GAO Cites Bush Administration Antidrug Segments for Violations
The Government Accountability Office on Thursday said that the Bush administration violated two federal laws through made-for-television "news segments" about the effects of illicit drug use among young people, the New York Times reports. The segments were similar in form to the White House's video news releases on Medicare that GAO had previously cited (Files, New York Times, 1/7).
GAO in May said that the Bush administration violated federal law through Medicare videos produced to air during local TV news broadcasts that featured actors paid to read HHS-prepared scripts, according to officials at Home Front Communications, which produced the segments. Several of the videos featured President Bush as he signs the Medicare legislation into law. HHS prepared introductions to the segments for local news anchors. GAO determined that the Medicare videos were a form of "covert propaganda" because the government was not identified as the source of the materials.
The GAO report said that the videos were intended for viewers, not news directors. In addition, GAO's decision said that "some news organizations indicated that they misread the label or they mistook the story package as an independent journalist news story." The GAO said that such videos "violated a statute that forbids the use of federal money for propaganda, as well as the Antideficiency Act." Under the act, which prohibits spending in excess of appropriations, violations must be reported to Congress and the president, with a statement of actions taken to prevent any reoccurrences (California Healthline, 5/20/04).
GAO said the new videos, broadcast by nearly 300 television stations and distributed by the Office of National Drug Control Policy, similarly violated the Anti-Deficiency Act and constituted "covert propaganda" because the government was not identified as the source of the materials. The report did not cite the content of the videos but rather the made-for-television "story package format."
GAO said the videos' creators "made it impossible for the targeted viewing audience to ascertain that these stories were produced by the government." GAO's findings do not carry legal force, but the agency's "decisions on federal spending are usually considered authoritative," the Times reports.
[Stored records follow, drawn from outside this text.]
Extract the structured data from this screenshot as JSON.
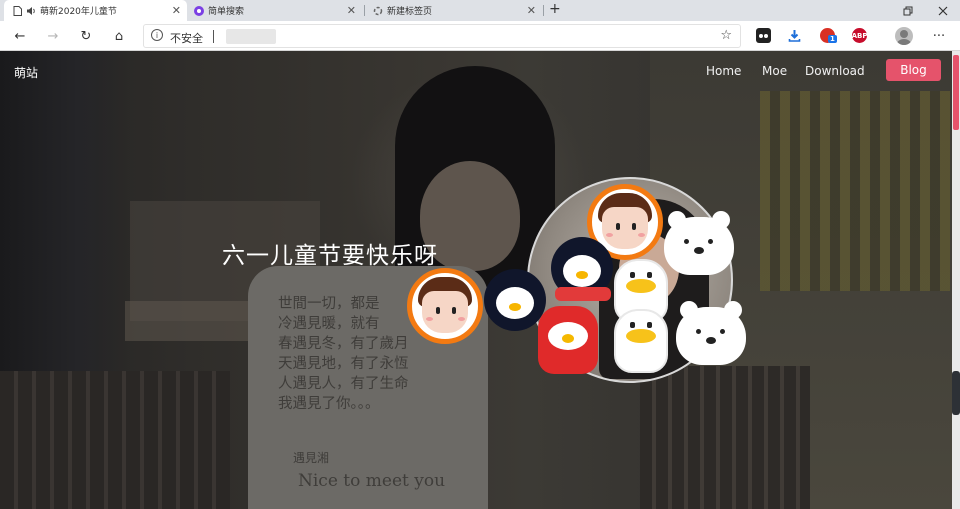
{
  "tabs": [
    {
      "title": "萌新2020年儿童节",
      "active": true,
      "favicon": "page-icon",
      "audio": "speaker-icon"
    },
    {
      "title": "简单搜索",
      "active": false,
      "favicon": "search-app-icon"
    },
    {
      "title": "新建标签页",
      "active": false,
      "favicon": "loading-icon"
    }
  ],
  "window_controls": [
    "restore-icon",
    "close-icon"
  ],
  "toolbar": {
    "back_icon": "←",
    "forward_icon": "→",
    "refresh_icon": "↻",
    "home_icon": "⌂",
    "info_icon": "i",
    "security_label": "不安全",
    "star_icon": "☆",
    "menu_icon": "···"
  },
  "extensions": [
    {
      "name": "cat-extension",
      "label": "",
      "color": "#222222"
    },
    {
      "name": "download-extension",
      "label": "",
      "color": "#1e6fd9"
    },
    {
      "name": "badge-extension",
      "label": "1",
      "color": "#d93025"
    },
    {
      "name": "adblock-extension",
      "label": "ABP",
      "color": "#c70d2c"
    }
  ],
  "site": {
    "brand": "萌站",
    "nav": [
      "Home",
      "Moe",
      "Download"
    ],
    "blog_label": "Blog",
    "headline": "六一儿童节要快乐呀",
    "accent_color": "#e5536b",
    "pillow_text": "世間一切，都是\n冷遇見暖，就有\n春遇見冬，有了歲月\n天遇見地，有了永恆\n人遇見人，有了生命\n我遇見了你。。。",
    "pillow_sig": "遇見湘",
    "pillow_eng": "Nice to meet you"
  }
}
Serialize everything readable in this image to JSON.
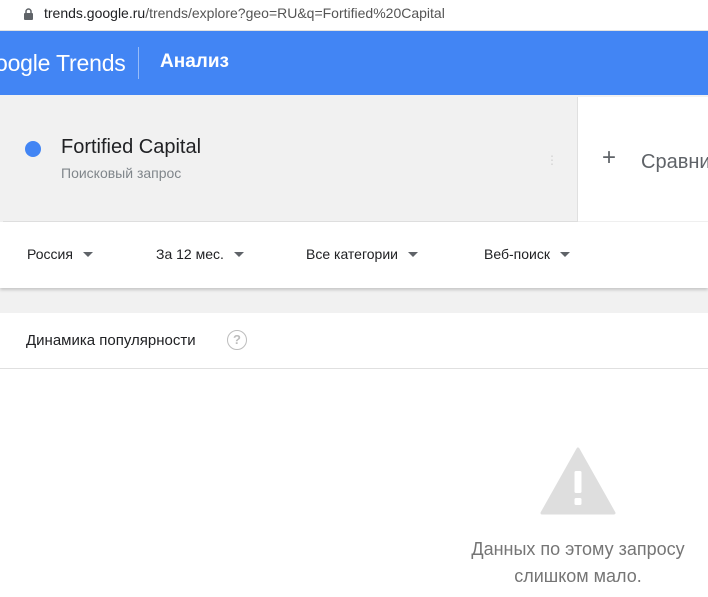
{
  "browser": {
    "url_host": "trends.google.ru",
    "url_path": "/trends/explore?geo=RU&q=Fortified%20Capital"
  },
  "header": {
    "logo": "oogle Trends",
    "title": "Анализ"
  },
  "term": {
    "name": "Fortified Capital",
    "type": "Поисковый запрос",
    "color": "#4285f4"
  },
  "compare": {
    "label": "Сравни"
  },
  "filters": {
    "region": "Россия",
    "period": "За 12 мес.",
    "category": "Все категории",
    "search_type": "Веб-поиск"
  },
  "widget": {
    "title": "Динамика популярности",
    "empty_line1": "Данных по этому запросу",
    "empty_line2": "слишком мало."
  },
  "colors": {
    "brand": "#4285f4",
    "icon_gray": "#bdbdbd"
  }
}
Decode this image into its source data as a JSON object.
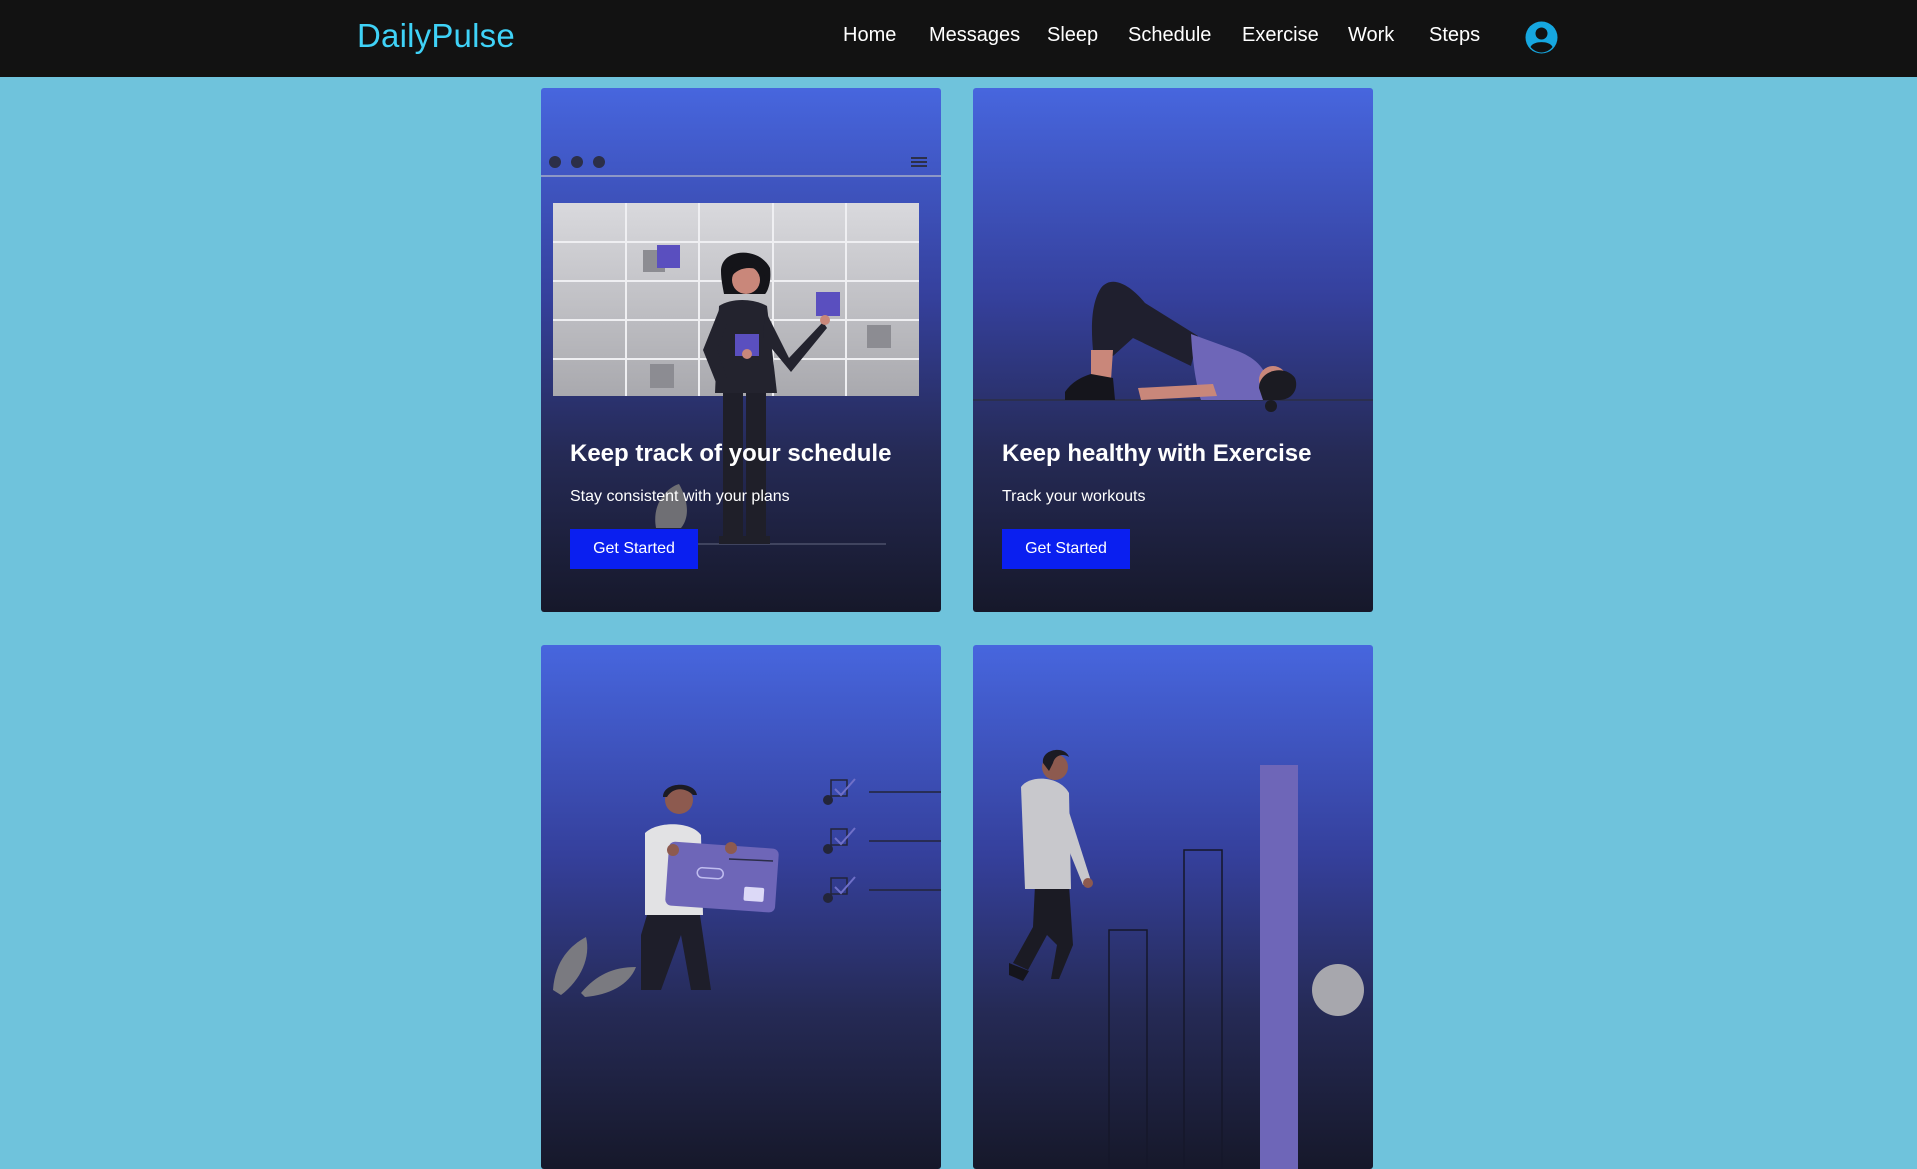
{
  "navbar": {
    "brand": "DailyPulse",
    "links": [
      "Home",
      "Messages",
      "Sleep",
      "Schedule",
      "Exercise",
      "Work",
      "Steps"
    ],
    "profile_icon": "user-circle-icon"
  },
  "cards": [
    {
      "title": "Keep track of your schedule",
      "text": "Stay consistent with your plans",
      "button": "Get Started",
      "illustration": "schedule-illustration"
    },
    {
      "title": "Keep healthy with Exercise",
      "text": "Track your workouts",
      "button": "Get Started",
      "illustration": "exercise-illustration"
    },
    {
      "illustration": "work-illustration"
    },
    {
      "illustration": "steps-illustration"
    }
  ],
  "colors": {
    "page_background": "#6fc3dc",
    "navbar_background": "#121212",
    "brand": "#3fd2f7",
    "button": "#0a1ff0",
    "card_gradient_top": "#4766de",
    "card_gradient_bottom": "#16182a"
  }
}
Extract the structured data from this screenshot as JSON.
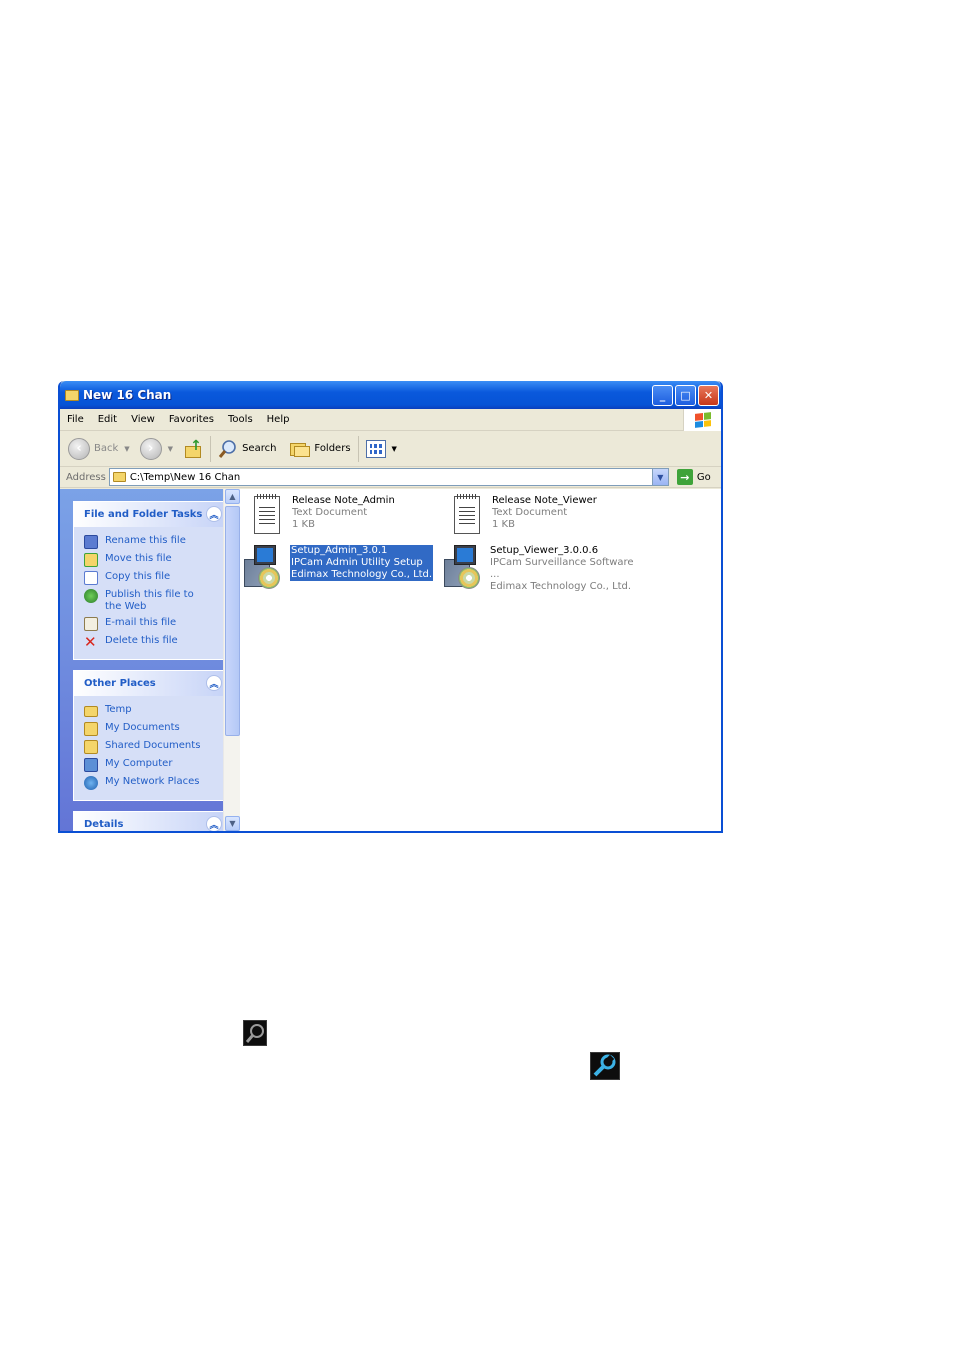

The drug control policy office told GAO that it would have been difficult for "a reasonable broadcaster" to misinterpret the videos as news reports. Tom Riley, a spokesperson for the office, said the GAO report made a "mountain out of a molehill" and noted that his office had received congressional authorization to develop anti-drug messages for television, motion pictures and the Internet.
Riley added that the office stopped distributing the videos after GAO's May report on the Medicare segments. Rep. Henry Waxman (D-Calif.), the senior Democrat on the Government Reform Committee who requested the report, said the video segments broke "a fundamental principle of open government" (New York Times, 1/7).